Detection of untreated sewage discharges to watercourses using machine learning

Shape analysis of 3038 daily flow patterns (2016–2020) for WWTP1 and WWTP2

An example effluent flow pattern for a 10-day period at WWTP1 is shown in Fig. 1. EDM detected spilling intervals are overlaid to demonstrate the flattening effect of spilling on the profile of the flow pattern.

Fig. 1: WWTP1: example effluent flow pattern for 10 days annotated with EDM confirmed spilling intervals.

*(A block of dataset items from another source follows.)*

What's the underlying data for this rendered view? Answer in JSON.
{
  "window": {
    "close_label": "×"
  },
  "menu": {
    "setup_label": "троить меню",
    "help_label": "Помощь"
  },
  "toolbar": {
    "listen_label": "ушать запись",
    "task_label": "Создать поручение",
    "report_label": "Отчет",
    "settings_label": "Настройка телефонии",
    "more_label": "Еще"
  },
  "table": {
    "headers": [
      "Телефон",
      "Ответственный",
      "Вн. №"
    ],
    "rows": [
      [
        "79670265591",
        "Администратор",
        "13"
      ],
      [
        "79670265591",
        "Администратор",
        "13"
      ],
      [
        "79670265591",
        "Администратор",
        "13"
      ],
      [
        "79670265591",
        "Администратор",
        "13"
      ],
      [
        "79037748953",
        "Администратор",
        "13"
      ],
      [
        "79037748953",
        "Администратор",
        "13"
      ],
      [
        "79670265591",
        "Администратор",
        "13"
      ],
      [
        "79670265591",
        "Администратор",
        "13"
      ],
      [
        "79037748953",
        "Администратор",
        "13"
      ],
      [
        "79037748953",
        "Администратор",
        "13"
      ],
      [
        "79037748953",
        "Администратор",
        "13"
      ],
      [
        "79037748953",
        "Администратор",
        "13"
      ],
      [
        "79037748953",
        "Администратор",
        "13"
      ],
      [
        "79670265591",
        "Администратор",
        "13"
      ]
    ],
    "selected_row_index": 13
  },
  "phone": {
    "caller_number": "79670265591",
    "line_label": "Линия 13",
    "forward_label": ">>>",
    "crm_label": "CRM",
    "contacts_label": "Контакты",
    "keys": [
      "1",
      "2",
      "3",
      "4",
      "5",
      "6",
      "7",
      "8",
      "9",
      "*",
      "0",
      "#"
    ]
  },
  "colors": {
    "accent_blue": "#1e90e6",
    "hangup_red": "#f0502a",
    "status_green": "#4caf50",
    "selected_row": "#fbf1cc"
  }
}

A 24-h (midnight to midnight) daily flow pattern of 96 15-min-interval average flow rates (litres/second) of treated effluent is shown in blue. The black horizontal, linear annotations represent EDM recorded intervals denoting a discharge from a storm tank (i.e., consented spill or potentially unconsented spill of untreated sewage), the shortest being 15 min and the longest over 24-h. Total daily rainfall (mm/d) is provided in green. The first two days, with no detected spills, show diurnal patterns of low flow between midnight (previous day) and the first peak after mid-morning, followed by a lull until a second, smaller peak in the evening. The next seven days (15/12/18 through 21/12/18) involve spill intervals of various length (black EDM line), showing a flattening of flow, which is typical of storm discharge during heavy rainfall. The last day shows elevated flows and a partial return to a diurnal flow pattern with no spills reported.

Full size image

For WWTP1 (resp. WWTP2), EDM data were available for 446 (resp. 471) consecutive days for 2018–2020 during which untreated sewage spill intervals of varying lengths had been recorded. For each day, spill intervals were aggregated to the total number of hours of discharge. Of the days used for machine learning for WWTP1 (resp. WWTP2), 339 (resp. 346) involved no EDM recorded spilling incidents and 107 (resp. 125) days had spills with various lengths of which over a third were for 24-h. For WWTP1 (resp. WWTP2), 97 (resp. 117) days with an aggregated ‘spill’ length of at least 3-h were labelled as ‘spill’ and 349 (resp. 354) with an aggregated ‘spill’ length of below 3-h as ‘normal’. A 3-h aggregation period was selected because it guaranteed a reasonable number of ‘spill’ days on which to base the supervised learning and preliminary attempts to predict spilling hours per day were weakest for aggregated daily spills under 3-h. Where no EDM data was available, days were labelled as ‘unknown’. The average ‘normal’ (blue line) and ‘spill’ (black line) daily flow patterns as a proportion of storm overflow rates (red line) are shown in Fig. 2 for each WWTP. The storm overflow rates mark the minimum flow that should be treated before untreated sewage spills can be made in compliance with EA permits to discharge to watercourses.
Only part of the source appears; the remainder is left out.